In the past decade, those populations have seen their overdose fatality rates nearly triple, compared to a 58% increase among white individuals.
More than 640,000 Americans died from opioid overdose in the years 1999 to 2021, according to the Centers for Disease Control and Prevention. In 2022 alone, greater than 100,000 people lost their lives to overdose and 75% of those fatalities involved an opioid.
A key tool for helping with opioid use disorder recovery is the prescription drug buprenorphine, which binds to opioid receptors in the brain and spinal cord in a way that produces effects similar to but lesser than those of hydrocodone, oxycodone, morphine and fentanyl.
Treatment with buprenorphine, which helps to mitigate pain, cravings, withdrawal and ultimately overdose risk, has been shown to reduce the risk of death from overdose by 50%, according to Hartung and Johns Hopkins’ Kyle Moon.
Similar to other opioids, distribution of buprenorphine is overseen by the Drug Enforcement Agency. That can lead to pharmacies being extra cautious in how much of the drug they purchase from wholesalers, who are required to report orders that strike them as suspicious to the agency.
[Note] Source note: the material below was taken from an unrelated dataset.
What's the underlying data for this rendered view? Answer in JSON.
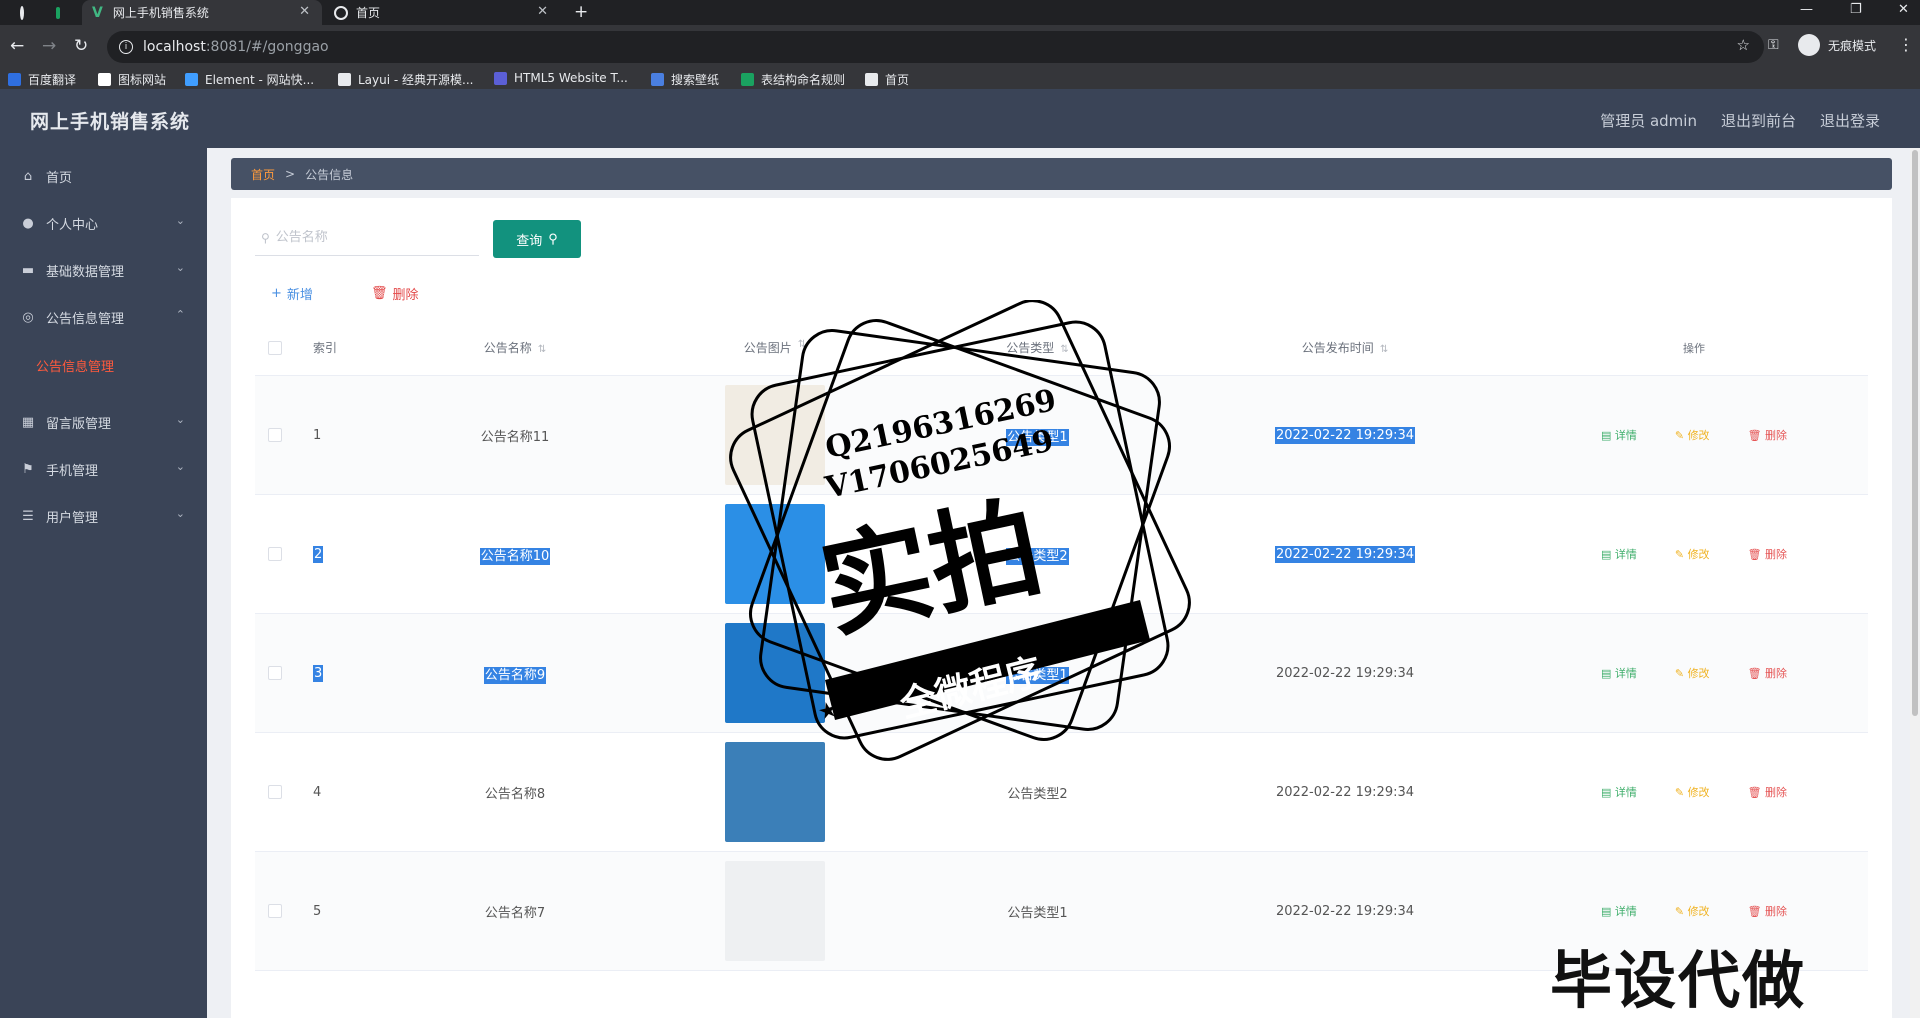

Innocent or not, being investigated by the DEA can have disastrous effects for pharmacies, the scientists note.
Previous studies have shown that fewer than one in five individuals diagnosed with opioid use disorder will get any kind of drug therapy, and white patients are about four times more likely to receive buprenorphine than non-whites.
Hartung, Moon and collaborators at OSU, OHSU, Johns Hopkins and the Boise VA Medical Center analyzed data from a telephone audit of 858 community pharmacies in 473 counties around the United States. The audit involved someone calling each pharmacy and inquiring about getting a buprenorphine prescription filled.
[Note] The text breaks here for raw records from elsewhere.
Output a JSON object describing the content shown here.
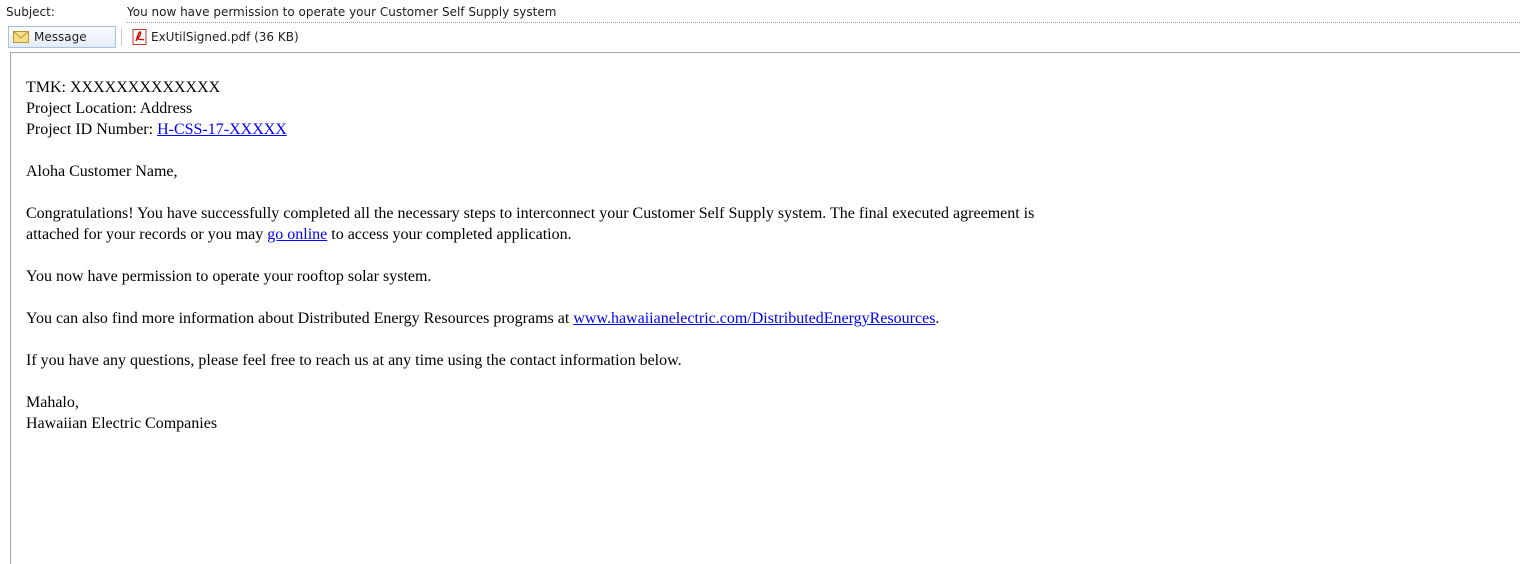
{
  "header": {
    "subject_label": "Subject:",
    "subject_value": "You now have permission to operate your Customer Self Supply system"
  },
  "attachments": {
    "message_label": "Message",
    "message_icon": "envelope-icon",
    "pdf_label": "ExUtilSigned.pdf (36 KB)",
    "pdf_icon": "pdf-icon",
    "accent": "#a8c0df"
  },
  "body": {
    "tmk": "TMK: XXXXXXXXXXXXX",
    "location": "Project Location: Address",
    "project_id_label": "Project ID Number: ",
    "project_id_link": "H-CSS-17-XXXXX",
    "greeting": "Aloha Customer Name,",
    "congrats_line1": "Congratulations! You have successfully completed all the necessary steps to interconnect your Customer Self Supply system. The final executed agreement is",
    "congrats_line2_pre": "attached for your records or you may ",
    "congrats_link": "go online",
    "congrats_line2_post": " to access your completed application.",
    "permission": "You now have permission to operate your rooftop solar system.",
    "info_pre": "You can also find more information about Distributed Energy Resources programs at ",
    "info_link": "www.hawaiianelectric.com/DistributedEnergyResources",
    "info_post": ".",
    "questions": "If you have any questions, please feel free to reach us at any time using the contact information below.",
    "signoff": "Mahalo,",
    "signature": "Hawaiian Electric Companies",
    "link_color": "#0000ff"
  }
}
The analysis showed that in counties with the highest levels of racial and economic segregation, pharmacies were more than two times as likely to restrict their buprenorphine dispensing than pharmacies in the “most economically privileged” counties.
“These pharmacy dispensing barriers have the potential to exacerbate inequities in access to treatment,” Moon said. “And it shows that future policy interventions aimed at improving health care equity need to target dispensing capacity to augment the ones already put in place that make it easier for providers to prescribe buprenorphine.”
Adriane Irwin of the OSU College of Pharmacy contributed to the study, which was published in Drug and Alcohol and Dependence Reports.